- Native name: Никола́й Миха́йлович Гуса́ров
- Born: 4 December 1917 Novosyolky village, Livensky Uyezd, Oryol Governorate, RSFSR
- Died: 3 September 1979 (aged 61) Zheleznodorozhny, Moscow Oblast, Soviet Union
- Allegiance: Soviet Union
- Branch: Soviet Air Force
- Service years: 1936–1955
- Rank: Colonel
- Unit: 486th Fighter Aviation Regiment
- Conflicts: World War II Invasion of Poland; Battle of Kursk; Prague Offensive; ;
- Awards: Hero of the Soviet Union

= Nikolai Gusarov (pilot) =

Soviet air force colonel

Nikolai Mikhailovich Gusarov (Никола́й Миха́йлович Гуса́ров; 4 December 1917 – 3 September 1979) was a Soviet Air Force colonel and Hero of the Soviet Union. During World War II, Gusarov claimed at least 15 German aircraft shot down. He served with the 486th Fighter Aviation Regiment. He retired from the military in 1955 and worked in a ceramic factory until his death at the age of 61.

== Early life ==
Nikolay Mikhailovich Gusarov was born on 4 December 1917 in the village of Novosyolky in the Livensky Uyezd of Oryol Governorate to a peasant family. Gusarov graduated from a 2-year college in Oryol. In 1936, he was in the Red Army. Gusarov graduated from the Kachin Military Aviation Pilot School in 1939. During September, Gusarov fought in the Soviet invasion of Poland.

== World War II ==
When Operation Barbarossa began on 22 June 1941, Gusarov was stationed with the 12th Fighter Aviation Regiment. On 5 November, he was awarded the Order of the Red Banner. On 26 December, the regiment became the 486th Fighter Aviation Regiment. In 1942, he joined the Communist Party of the Soviet Union. During the summer of 1942, he fought in the Battle of Kharkov while flying an LaGG-3. Gusarov provided air cover for Soviet ground troops during the Battle of Kursk during summer 1943. On 5 July, he shot down a German fighter and rammed another while flying a Lavochkin La-5 over Ponyri. He was awarded his second Order of the Red Banner on 16 September. By November, Gusarov had reportedly made 432 sorties, and in 69 air battles shot down 15 German aircraft. He also claimed 14 shared victories. On 4 February 1944, Gusarov was awarded the title Hero of the Soviet Union and the Order of Lenin for his actions in air combat. In June 1944, the regiment was moved to the 5th Air Army to fight in the Second Jassy–Kishinev Offensive. Gusarov, Captain Andrei Girich and Senior Lieutenant Telegin together shot down two Focke-Wulf Fw 189 reconnaissance aircraft during the offensive.
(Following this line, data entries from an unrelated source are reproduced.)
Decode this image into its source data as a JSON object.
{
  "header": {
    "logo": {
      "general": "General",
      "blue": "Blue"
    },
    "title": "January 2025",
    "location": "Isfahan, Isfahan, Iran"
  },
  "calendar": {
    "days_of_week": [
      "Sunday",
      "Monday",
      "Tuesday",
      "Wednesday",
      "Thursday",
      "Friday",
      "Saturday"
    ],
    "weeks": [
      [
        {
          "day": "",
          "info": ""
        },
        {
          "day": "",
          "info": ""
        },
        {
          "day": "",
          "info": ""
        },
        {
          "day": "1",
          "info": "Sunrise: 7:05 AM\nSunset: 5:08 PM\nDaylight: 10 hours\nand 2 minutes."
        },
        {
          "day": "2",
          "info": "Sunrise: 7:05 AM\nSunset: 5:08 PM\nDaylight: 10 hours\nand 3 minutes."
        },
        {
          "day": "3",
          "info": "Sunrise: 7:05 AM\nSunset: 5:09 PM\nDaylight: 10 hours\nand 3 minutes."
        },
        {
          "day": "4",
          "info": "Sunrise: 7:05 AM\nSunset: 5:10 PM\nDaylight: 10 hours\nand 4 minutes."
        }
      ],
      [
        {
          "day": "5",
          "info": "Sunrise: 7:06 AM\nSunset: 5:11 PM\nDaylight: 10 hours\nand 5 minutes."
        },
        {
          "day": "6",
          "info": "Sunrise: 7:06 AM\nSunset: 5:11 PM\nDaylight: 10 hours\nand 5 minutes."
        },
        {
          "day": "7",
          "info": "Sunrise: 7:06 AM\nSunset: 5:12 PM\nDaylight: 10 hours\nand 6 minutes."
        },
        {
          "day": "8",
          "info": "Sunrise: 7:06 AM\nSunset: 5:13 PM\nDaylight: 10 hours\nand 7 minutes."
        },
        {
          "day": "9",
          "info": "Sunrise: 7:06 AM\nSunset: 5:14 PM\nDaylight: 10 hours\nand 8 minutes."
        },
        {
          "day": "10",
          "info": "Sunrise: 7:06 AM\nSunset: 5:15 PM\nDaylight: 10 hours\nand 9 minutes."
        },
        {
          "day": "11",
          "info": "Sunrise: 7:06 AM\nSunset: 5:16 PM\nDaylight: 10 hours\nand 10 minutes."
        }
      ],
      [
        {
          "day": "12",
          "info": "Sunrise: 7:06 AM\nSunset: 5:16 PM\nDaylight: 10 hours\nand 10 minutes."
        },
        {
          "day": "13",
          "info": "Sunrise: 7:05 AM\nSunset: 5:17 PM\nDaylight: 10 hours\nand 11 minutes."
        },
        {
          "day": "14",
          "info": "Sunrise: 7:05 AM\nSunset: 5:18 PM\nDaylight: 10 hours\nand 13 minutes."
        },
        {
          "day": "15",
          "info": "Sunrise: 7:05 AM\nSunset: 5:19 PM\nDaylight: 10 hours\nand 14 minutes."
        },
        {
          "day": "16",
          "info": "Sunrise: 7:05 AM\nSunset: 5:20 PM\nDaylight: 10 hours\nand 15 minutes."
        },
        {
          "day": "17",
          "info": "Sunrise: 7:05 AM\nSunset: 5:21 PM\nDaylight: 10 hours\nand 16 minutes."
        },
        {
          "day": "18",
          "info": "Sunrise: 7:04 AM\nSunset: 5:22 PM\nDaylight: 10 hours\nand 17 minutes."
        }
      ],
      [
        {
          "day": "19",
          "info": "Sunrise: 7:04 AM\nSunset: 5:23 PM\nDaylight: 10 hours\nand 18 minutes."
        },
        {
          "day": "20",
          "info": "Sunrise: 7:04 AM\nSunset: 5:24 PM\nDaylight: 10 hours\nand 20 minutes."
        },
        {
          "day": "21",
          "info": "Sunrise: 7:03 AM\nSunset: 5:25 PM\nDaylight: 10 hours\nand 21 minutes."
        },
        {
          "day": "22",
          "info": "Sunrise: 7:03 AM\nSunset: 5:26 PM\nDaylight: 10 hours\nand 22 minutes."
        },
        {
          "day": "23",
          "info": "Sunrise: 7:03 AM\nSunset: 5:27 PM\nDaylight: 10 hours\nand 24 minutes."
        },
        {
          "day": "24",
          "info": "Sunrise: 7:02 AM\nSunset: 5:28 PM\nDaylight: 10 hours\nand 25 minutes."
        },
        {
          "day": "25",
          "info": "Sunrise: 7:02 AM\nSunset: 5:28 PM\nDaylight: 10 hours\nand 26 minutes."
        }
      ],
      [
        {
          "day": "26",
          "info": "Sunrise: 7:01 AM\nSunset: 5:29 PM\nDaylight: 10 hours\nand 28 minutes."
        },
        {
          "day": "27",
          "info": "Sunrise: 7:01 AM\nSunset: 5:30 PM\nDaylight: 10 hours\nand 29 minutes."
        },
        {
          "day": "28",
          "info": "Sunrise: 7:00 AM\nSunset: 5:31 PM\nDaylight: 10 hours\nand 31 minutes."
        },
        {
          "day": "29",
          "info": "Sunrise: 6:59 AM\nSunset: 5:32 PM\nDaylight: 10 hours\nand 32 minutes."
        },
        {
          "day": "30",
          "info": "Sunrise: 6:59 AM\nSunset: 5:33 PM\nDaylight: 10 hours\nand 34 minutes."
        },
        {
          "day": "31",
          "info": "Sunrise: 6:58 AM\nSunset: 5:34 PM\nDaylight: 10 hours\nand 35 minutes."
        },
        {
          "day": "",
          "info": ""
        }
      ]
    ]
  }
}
In January 1945, Gusarov participated in the Budapest Offensive, shooting down one Junkers Ju 52. He received the Order of Alexander Nevsky on 18 January. During the Prague Offensive in early May, he shot down at least one German aircraft. Gusarov was awarded the Order of the Patriotic War 1st class on 11 June.

== Postwar ==
In 1949, Gusarov graduated from Higher Officers flight tactical training courses. On 19 November 1951, he was awarded the Order of the Red Star. In 1955, he retired for health reasons and was awarded his second Order of the Red Star on 22 February. Gusarov lived in Zheleznodorozhny and in 1959 began working at the Kuchinsky ceramic factory, where he held a job until his death. He died on 3 September 1979 and is buried in the Purshevskom cemetery.